FXR and TGR5 regulation of bile acid synthesis and enterohepatic circulation of bile acids. In hepatocytes, FXR induces SHP to inhibit CYP7A1 and CYP8B1 gene transcription. FXR induces BSEP and MDR3, leading to the secretion into bile of, respectively, bile acids and phospholipids. FXR inhibits bile acid uptake via NTCP. In cholangiocytes, small amounts of bile acids are reabsorbed by ASBT and excreted via OSTα and -β, and these are then recycled to hepatocytes via cholehepatic shunting.
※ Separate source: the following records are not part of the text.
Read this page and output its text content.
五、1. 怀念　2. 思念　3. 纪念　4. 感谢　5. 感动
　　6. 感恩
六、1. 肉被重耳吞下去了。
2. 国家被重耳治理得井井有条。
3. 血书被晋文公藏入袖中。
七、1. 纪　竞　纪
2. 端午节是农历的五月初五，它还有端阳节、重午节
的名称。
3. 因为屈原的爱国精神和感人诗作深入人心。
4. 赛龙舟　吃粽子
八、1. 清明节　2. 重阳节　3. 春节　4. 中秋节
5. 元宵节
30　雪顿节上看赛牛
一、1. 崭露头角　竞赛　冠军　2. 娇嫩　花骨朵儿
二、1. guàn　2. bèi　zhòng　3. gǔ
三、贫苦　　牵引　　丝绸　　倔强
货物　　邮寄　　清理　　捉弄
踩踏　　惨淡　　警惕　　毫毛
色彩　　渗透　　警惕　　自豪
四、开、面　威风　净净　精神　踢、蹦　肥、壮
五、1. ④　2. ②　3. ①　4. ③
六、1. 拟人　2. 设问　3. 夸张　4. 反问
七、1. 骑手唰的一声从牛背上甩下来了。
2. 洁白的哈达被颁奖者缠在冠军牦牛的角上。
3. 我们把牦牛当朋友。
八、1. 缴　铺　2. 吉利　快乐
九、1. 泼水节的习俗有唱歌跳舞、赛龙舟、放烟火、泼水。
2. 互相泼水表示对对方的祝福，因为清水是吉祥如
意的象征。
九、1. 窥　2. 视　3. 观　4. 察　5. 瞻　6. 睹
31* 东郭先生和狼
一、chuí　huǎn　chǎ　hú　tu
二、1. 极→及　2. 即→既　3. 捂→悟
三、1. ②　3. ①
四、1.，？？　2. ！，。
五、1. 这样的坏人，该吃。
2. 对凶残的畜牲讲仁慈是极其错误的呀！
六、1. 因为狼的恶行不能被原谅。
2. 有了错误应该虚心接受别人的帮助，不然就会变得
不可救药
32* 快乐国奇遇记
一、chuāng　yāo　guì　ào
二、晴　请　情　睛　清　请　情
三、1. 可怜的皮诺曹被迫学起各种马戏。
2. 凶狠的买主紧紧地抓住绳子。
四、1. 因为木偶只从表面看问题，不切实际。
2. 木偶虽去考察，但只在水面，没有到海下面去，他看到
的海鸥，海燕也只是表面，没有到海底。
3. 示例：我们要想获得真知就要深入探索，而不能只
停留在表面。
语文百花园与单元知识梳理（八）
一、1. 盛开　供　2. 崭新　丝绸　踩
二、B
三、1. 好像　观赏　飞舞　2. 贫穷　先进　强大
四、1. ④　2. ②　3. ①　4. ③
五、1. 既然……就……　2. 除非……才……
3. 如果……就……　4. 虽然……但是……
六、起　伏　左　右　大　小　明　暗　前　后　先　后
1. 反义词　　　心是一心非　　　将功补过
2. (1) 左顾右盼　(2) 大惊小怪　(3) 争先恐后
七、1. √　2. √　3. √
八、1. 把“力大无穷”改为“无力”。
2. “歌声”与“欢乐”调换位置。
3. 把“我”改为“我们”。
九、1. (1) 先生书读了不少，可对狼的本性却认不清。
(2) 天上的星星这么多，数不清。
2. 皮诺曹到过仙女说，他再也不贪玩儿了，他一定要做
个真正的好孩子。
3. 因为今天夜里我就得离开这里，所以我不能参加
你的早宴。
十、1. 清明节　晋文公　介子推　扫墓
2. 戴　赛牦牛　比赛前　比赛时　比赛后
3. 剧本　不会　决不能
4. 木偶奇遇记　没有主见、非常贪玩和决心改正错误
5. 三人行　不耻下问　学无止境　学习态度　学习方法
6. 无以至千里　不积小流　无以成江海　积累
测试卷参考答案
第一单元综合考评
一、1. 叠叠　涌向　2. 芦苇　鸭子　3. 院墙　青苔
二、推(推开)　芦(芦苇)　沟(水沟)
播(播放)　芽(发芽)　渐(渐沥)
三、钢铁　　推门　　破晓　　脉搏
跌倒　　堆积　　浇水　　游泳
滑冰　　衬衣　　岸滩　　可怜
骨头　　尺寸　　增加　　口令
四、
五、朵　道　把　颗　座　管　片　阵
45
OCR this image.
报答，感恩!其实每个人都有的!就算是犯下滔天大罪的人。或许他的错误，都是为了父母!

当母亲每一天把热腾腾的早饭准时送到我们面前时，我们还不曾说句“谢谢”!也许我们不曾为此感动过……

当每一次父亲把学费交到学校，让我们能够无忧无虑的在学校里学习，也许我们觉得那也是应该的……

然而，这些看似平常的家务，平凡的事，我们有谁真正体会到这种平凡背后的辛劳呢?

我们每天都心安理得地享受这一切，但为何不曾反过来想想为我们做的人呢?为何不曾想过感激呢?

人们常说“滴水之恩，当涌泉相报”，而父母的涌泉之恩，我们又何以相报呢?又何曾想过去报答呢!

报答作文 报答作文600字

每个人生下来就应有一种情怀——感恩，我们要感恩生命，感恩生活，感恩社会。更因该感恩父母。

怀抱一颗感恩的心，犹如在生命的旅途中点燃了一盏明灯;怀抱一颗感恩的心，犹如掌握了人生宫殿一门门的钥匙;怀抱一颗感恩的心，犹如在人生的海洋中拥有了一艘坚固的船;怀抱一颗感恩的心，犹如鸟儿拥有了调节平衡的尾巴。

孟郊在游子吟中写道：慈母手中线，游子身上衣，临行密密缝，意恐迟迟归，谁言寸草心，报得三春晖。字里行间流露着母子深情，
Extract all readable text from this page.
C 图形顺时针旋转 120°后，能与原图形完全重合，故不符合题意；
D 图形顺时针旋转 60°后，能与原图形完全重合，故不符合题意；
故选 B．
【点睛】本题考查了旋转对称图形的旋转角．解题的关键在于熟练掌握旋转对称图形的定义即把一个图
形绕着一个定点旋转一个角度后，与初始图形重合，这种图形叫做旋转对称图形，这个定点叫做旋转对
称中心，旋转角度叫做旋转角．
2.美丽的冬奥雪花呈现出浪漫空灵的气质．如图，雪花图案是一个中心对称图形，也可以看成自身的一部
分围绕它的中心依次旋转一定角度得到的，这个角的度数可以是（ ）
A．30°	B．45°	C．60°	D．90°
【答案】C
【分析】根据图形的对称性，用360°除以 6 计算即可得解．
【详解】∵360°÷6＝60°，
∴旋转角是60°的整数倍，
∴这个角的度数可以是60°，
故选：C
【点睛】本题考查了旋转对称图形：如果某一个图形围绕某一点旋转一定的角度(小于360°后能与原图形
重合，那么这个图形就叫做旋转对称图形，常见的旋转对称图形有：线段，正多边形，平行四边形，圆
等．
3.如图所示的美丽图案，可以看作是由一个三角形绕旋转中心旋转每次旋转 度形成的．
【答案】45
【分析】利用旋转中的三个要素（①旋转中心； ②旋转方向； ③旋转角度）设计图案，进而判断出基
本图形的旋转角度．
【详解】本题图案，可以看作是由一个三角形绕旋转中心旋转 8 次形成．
In enterocytes, 95% of bile acids are reabsorbed via ASBT and may activate FXR, which induces FGF19. FGF19 in portal blood is circulated back to hepatocytes to activate FGFR4 and ERK signaling, inhibiting CYP7A1 and CYP8B1 transcription. Bile acids inhibit ASBT, but FXR induces OSTα and -β. In enteroendocrine L cells, FXR induces TGR5 to stimulate GLP-1 secretion. Abbreviations: ABCG5/G8, ATP-binding cassette subfamily G member 5 and 8; ASBT, apical sodium-dependent bile salt transporter; BSEP, bile salt export pump; CDCA, chenodeoxycholic acid; DCA, deoxycholic acid; ERK, extracellular signal-regulated protein kinase; FGF19, fibroblast growth factor 19; FGFR4, fibroblast growth factor receptor 4; FXR, farnesoid X receptor; GLP-1, glucagon-like peptide 1; LCA, lithocholic acid; MDR3, multidrug resistance protein 3; MRP2, MDR-related protein 2; NTCP, Na⁺-taurocholate cotransporting polypeptide; OATP, organic anion transport polypeptide; OST, organic solute transporter; SHP, small heterodimer partner; TGR5, Takeda G protein–coupled receptor 5.